The interest in the sector also comes from this fact – Malaysia is highly reliant on fresh milk imports. In 2021, Malaysia imported almost 24 million liters of milk.
Given this and a growing demand for fresh milk, it is no surprise more companies are jumping on the milk bandwagon.
The latest to do so is Fraser & Neave Holdings Bhd (F&N), which announced a plan to venture into fresh milk production in Gemas, Negri Sembilan.
The beverage company, better known for its carbonated drinks and condensed milk, plans to buy Ladang Permai Damai Sdn Bhd, which will pave the way for F&N to make its foray into the fresh milk farming business.
F&N had been looking to embark on this business since 2019.
Its chief executive officer Lim Yew Hoe said owning fresh milk farms is part of the group’s long-term plan to be self-sufficient, achieve cost efficiency and reduce its carbon footprint.
Presently F&N imports liquid milk mainly from Australia for its milk-based products.
“The proposed acquisition is subject to the terms and conditions of the share sale agreement, including the government approvals to be obtained as conditions precedent to completion.

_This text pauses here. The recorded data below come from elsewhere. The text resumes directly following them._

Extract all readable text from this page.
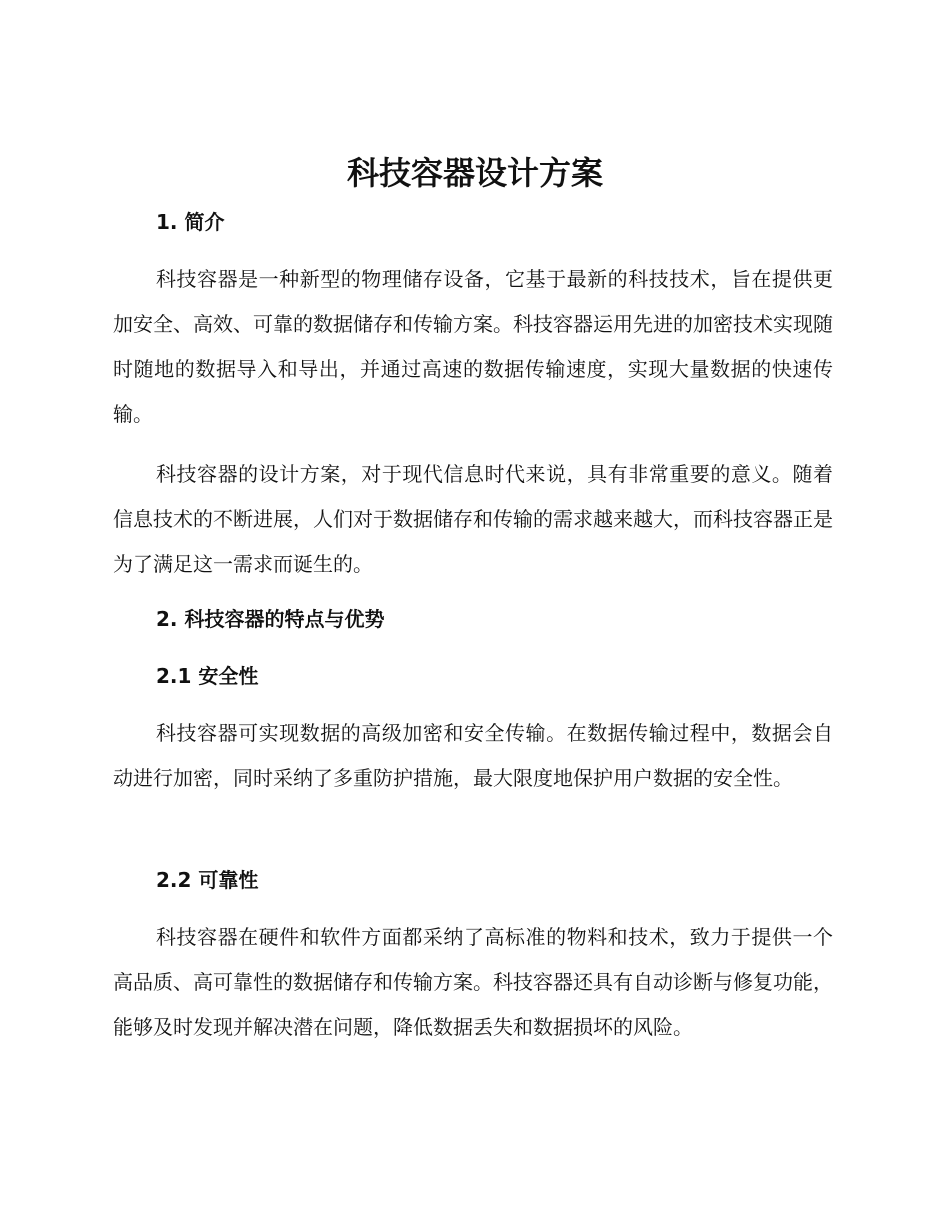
科技容器设计方案
1. 简介

科技容器是一种新型的物理储存设备，它基于最新的科技技术，旨在提供更加安全、高效、可靠的数据储存和传输方案。科技容器运用先进的加密技术实现随时随地的数据导入和导出，并通过高速的数据传输速度，实现大量数据的快速传输。

科技容器的设计方案，对于现代信息时代来说，具有非常重要的意义。随着信息技术的不断进展，人们对于数据储存和传输的需求越来越大，而科技容器正是为了满足这一需求而诞生的。

2. 科技容器的特点与优势
2.1 安全性

科技容器可实现数据的高级加密和安全传输。在数据传输过程中，数据会自动进行加密，同时采纳了多重防护措施，最大限度地保护用户数据的安全性。

2.2 可靠性

科技容器在硬件和软件方面都采纳了高标准的物料和技术，致力于提供一个高品质、高可靠性的数据储存和传输方案。科技容器还具有自动诊断与修复功能，能够及时发现并解决潜在问题，降低数据丢失和数据损坏的风险。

“More details of the project will be announced once they are completed,” he told reporters during the group’s financial results briefing for the first half ended March 31, 2022, on Thursday.

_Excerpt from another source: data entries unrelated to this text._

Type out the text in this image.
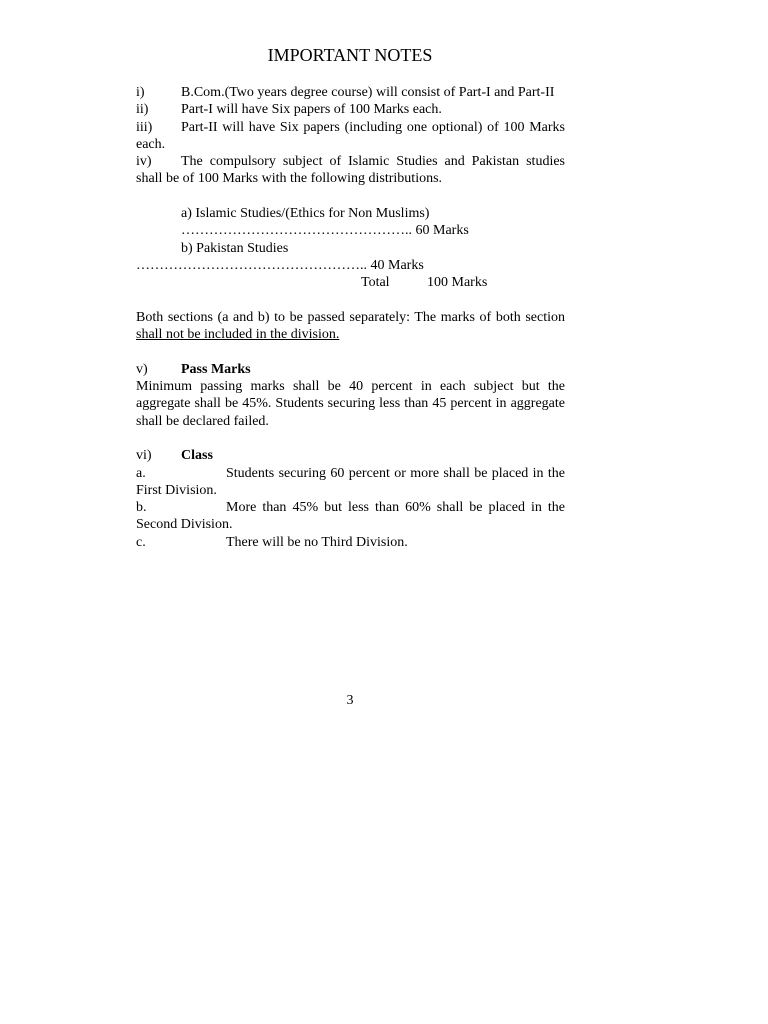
IMPORTANT NOTES
i)	B.Com.(Two years degree course) will consist of Part-I and Part-II
ii) Part-I will have Six papers of 100 Marks each.
iii) Part-II will have Six papers (including one optional) of 100 Marks each.
iv) The compulsory subject of Islamic Studies and Pakistan studies shall be of 100 Marks with the following distributions.
a) Islamic Studies/(Ethics for Non Muslims)
………………………………………….. 60 Marks
b) Pakistan Studies
………………………………………….. 40 Marks
Total	100 Marks
Both sections (a and b) to be passed separately: The marks of both section shall not be included in the division.
v) Pass Marks
Minimum passing marks shall be 40 percent in each subject but the aggregate shall be 45%. Students securing less than 45 percent in aggregate shall be declared failed.
vi) Class
a.	Students securing 60 percent or more shall be placed in the First Division.
b.	More than 45% but less than 60% shall be placed in the Second Division.
c.	There will be no Third Division.
3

The proposed acquisition of Ladang Permai, for which F&N is proposing to pay RM215.59mil, will enable the group to enter the upstream fresh milk business for downstream production and distribution of fresh milk.
The acquisition includes eight parcels of agricultural leasehold land measuring an aggregate 2,726.48ha located in Gemas.
MIDF Research noted that the acquisition will be value-accretive for F&N.
“This will enable the F&N Group to own a vertical integration business and operations based on locally grown crops for feed to F&N’s dairy farm, which in turn will lower the value chain cost per liter.
“We think this will be beneficial for the group as it will be less dependent on imported milk for its production,” the research house said in a report.
This bodes well with F&N’s plans to mitigate increasing costs due to a spike in global commodity prices.
The proposed acquisition is expected to be completed by the third quarter of 2022.
F&N is currently sitting on RM1.8bil cash with almost zero debt level.
Milk self-sufficiency by 2025
Malaysia has set its sights on achieving 100% fresh milk self-sufficiency by 2025, according to the National Dairy Industry Development Programme.
However, the country’s fresh milk consumption has continuously outstripped production.
According to data from the Veterinary Services Department, the country’s milk consumption has increased to 68.2 million liters in 2021 from 56.6 million liters in 2015.Meanwhile, milk production was at 43.8mil liters in 2021 compared with 36.5 million liters in 2015.
Aside from F&N, other listed companies are also vying the market. The world’s largest producer of crude palm oil FGV Holdings Bhd and animal health solution provider Rhone Ma Holdings Bhd have announced plans to venture into fresh milk farms.
There are two listed milk producers on Bursa Malaysia, namely, Dutch Lady Milk Industries and Farm Fresh. They are also market leaders in the milk market in Malaysia.
Dutch Lady commands over 40% of the liquid milk market share in Malaysia, and about 24% of the overall dairy market.
Farm Fresh is the second-largest player in the ready-to-drink milk category commanding an 18% market share, according to Frost and Sullivan.
It is the market leader in the chilled ready-to-drink milk segment with a market share of 42%.
It is worth noting that Dutch Lady Malaysia does not own any dairy farm in Malaysia. Farm Fresh currently operates five farms in Malaysia with a total area of 2,829 acres and a herd size of 5,961 dairy cattle.
It is not only Malaysia that is facing a milk deficit. According to a report by Rabobank on Dairy Export Boom Beckons in Asean-6 – With a Push or Pull, the combined annual milk deficit of the Asean-6 – Indonesia, Malaysia, The Philippines, Singapore, Thailand and Vietnam – is expected to grow to 19 billion litres in 2030, up from an estimated 12.9 billion litres in 2020.
There are various reasons why there is a gap in the milk farming business.
High feed costs, limited farming area and competitive milk imports from Australia were among the factors that constrained the growth of the milk production industry in Malaysia.
Companies going into the milk farming business will need to achieve economies of scale and fork out significant capital expenditure.